"Non ce l'abbiamo con la ditta, che investe 15 milioni di euro. Ben vengano gli imprenditori - precisa Arecco - ma la collocazione urbanistica è sbagliata, insensata. Non servivano approfondimenti tecnici o politici, bastava il buon senso per capirlo". Il deposito della vergogna, in effetti, dovrebbe sorgere proprio a qualche centinaia di metri dal Priamar, il simbolo del rilancio turistico savonese. E a pochi chilometri dalle spiagge più belle della provincia.
"La vicenda del bitume - prosegue Arecco - non inciderà solo a livello elettorale. È stata compromessa l'immagine stessa di Savona. Non siamo rovinati del tutto, ci si può ancora mettere una pezza, ma tutti gli imprenditori della zona sono arrabbiati, soprattutto ristoratori e alberghi".
E non solo loro, perché i residenti il loro "no" lo hanno detto chiaro, raccogliendo in una manciata di settimane circa 10 mila firme contro il progetto. Dalla giunta locale a quella regionale, la sensazione è che la decisione sia stata presa in barba alla volontà dei cittadini.
"Noi non siamo contrari al bitume in sé - continua il capogruppo leghista - ma non lì, ci sono tantissimi altri spazi. È vero, la Regione aveva dato l'ok, non occorreva la valutazione ambientale. Tecnicamente è così, ma politicamente serviva più attenzione".
Oltre ai danni d'immagine, il timore di Arecco è che la questione porti con sé strascichi in termini politici ed economici: "Speriamo che la ditta, una ditta seria, non chieda risarcimenti o avvii azioni giudiziarie contro l'amministrazione. Sarebbe un ulteriore problema per questa città. Chi viene per investire, lo ripeto, deve essere tutelato e non deve trovarsi un'amministrazione che prima dice di sì e poi si rimangia le decisioni".

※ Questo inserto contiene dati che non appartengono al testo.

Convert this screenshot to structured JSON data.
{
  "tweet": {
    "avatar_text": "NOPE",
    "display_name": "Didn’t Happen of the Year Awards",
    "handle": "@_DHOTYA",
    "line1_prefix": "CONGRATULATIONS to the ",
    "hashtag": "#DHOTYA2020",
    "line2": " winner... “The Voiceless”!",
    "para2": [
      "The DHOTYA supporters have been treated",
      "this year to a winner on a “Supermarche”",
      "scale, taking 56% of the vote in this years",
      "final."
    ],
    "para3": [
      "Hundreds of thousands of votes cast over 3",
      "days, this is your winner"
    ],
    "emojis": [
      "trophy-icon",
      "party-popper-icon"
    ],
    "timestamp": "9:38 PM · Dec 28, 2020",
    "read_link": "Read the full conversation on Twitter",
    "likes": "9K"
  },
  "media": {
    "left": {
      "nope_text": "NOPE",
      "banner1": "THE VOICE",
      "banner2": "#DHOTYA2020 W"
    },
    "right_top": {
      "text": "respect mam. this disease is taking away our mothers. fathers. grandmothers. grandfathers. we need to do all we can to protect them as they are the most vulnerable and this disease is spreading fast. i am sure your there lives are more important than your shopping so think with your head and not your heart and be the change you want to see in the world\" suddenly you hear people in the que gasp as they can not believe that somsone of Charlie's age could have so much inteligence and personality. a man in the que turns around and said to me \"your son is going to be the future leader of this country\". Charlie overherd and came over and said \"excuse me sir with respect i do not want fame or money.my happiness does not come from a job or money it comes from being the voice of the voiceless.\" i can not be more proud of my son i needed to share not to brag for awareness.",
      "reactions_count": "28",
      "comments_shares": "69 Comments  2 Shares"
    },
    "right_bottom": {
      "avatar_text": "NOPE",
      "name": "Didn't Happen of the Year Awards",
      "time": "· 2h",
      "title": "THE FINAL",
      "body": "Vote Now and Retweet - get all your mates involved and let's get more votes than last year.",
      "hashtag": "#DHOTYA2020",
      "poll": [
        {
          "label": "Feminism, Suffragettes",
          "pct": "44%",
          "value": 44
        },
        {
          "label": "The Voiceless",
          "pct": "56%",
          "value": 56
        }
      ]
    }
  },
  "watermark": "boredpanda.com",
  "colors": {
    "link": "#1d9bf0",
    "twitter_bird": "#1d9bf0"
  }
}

La battaglia per un sito alternativo continua, sia in Consiglio sia fuori: "Siamo attivi sui social network, scriviamo articoli su articoli, partecipiamo alla raccolta firme", spiega Arecco. Il bitume della discordia ha compiuto il mezzo miracolo di amalgamare tra loro forze politiche tradizionalmente distanti: dai Cinque Stelle alla Lega passando per la sinistra estrema e il centrodestra moderato, il nemico comune si chiama Pd. Chissà, poi, come si ricomporrà lo scacchiere all'appuntamento elettorale.